The Future Problem with Enterprise Data Warehouses

A friend of mine with years of analytics and management experience at large companies wrote recently. He put his finger squarely on a real issue with enterprise data warehouses--they’re built to solve today’s problems (not tomorrow’s) and they’re designed for the needs of analysts that are more statisticians than experts about the business.

I wanted to provide some comments on the enterprise wide data warehouse and the challenges it presents at large corporations. Jim Novo certainly seems to support the roll up approach (I’m on his mailing list) but I agree with Juice that it is too slow, too costly, and results in restricted analytics the way most large companies build them. Most of the large data warehouses I’ve worked with only include data variables that are key to managing a business TODAY as the warehouses are too big and costly to store data variables with a low usage frequency. They also attempt to cleanse the data by classifying. This makes life easier for an analyst with statistical experience but a limited knowledge of the business. However you’re losing information. Problem: You do not know what will be important in the future. Distributed databases at a line of business or product level tend to store more raw data to manage and analyze the business. Sure, the amount of space used would be the same if you simply put the data into the warehouse but that is not the way decisions are made. Decision makers look at the frequency of use of the data variables (TODAY) and the cost to include them then decide which get deleted or excluded. Also, the analysts who are disconnected to the business lines do not understand the raw data.

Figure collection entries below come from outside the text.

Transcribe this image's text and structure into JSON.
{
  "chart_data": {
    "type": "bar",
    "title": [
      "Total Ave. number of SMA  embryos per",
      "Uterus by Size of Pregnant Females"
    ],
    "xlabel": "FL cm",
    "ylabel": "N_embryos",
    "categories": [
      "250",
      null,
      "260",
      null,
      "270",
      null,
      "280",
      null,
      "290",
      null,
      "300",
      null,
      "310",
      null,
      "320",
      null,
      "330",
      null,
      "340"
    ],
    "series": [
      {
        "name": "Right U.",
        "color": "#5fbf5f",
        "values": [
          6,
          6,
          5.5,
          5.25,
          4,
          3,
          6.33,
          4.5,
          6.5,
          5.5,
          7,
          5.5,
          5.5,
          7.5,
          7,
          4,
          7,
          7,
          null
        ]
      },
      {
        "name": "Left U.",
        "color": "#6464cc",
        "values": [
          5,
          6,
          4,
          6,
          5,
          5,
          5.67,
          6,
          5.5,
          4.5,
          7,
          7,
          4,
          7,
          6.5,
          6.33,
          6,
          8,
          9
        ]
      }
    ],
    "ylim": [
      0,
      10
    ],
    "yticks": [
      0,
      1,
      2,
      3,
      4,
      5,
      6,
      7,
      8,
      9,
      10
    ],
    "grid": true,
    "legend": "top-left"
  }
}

Let me give you a real world example. Our data warehouse classifies claims into a limited number of claim reason categories. This might be considered a poor design but please see above about analysts that are disconnected from the business lines. When a new type of claim is developing, the person classifying the claims (claims rep) does not have a category to select so they just select what works best to fit into the pre-defined categories. Information is lost due to the restrictions of the allowed categories within the data warehouse. If the notations from the claims system would have been stored (an unforeseen variable) in the warehouse and text mining analytics were being done, a specific word would have been found associated with claims at an alarming rate. Identification of this word would have allowed for early recognition of the issue. It cost us a lot of money in claims due to the missing data but no one thought to include the notes due to the size and costs. Well, we have them now.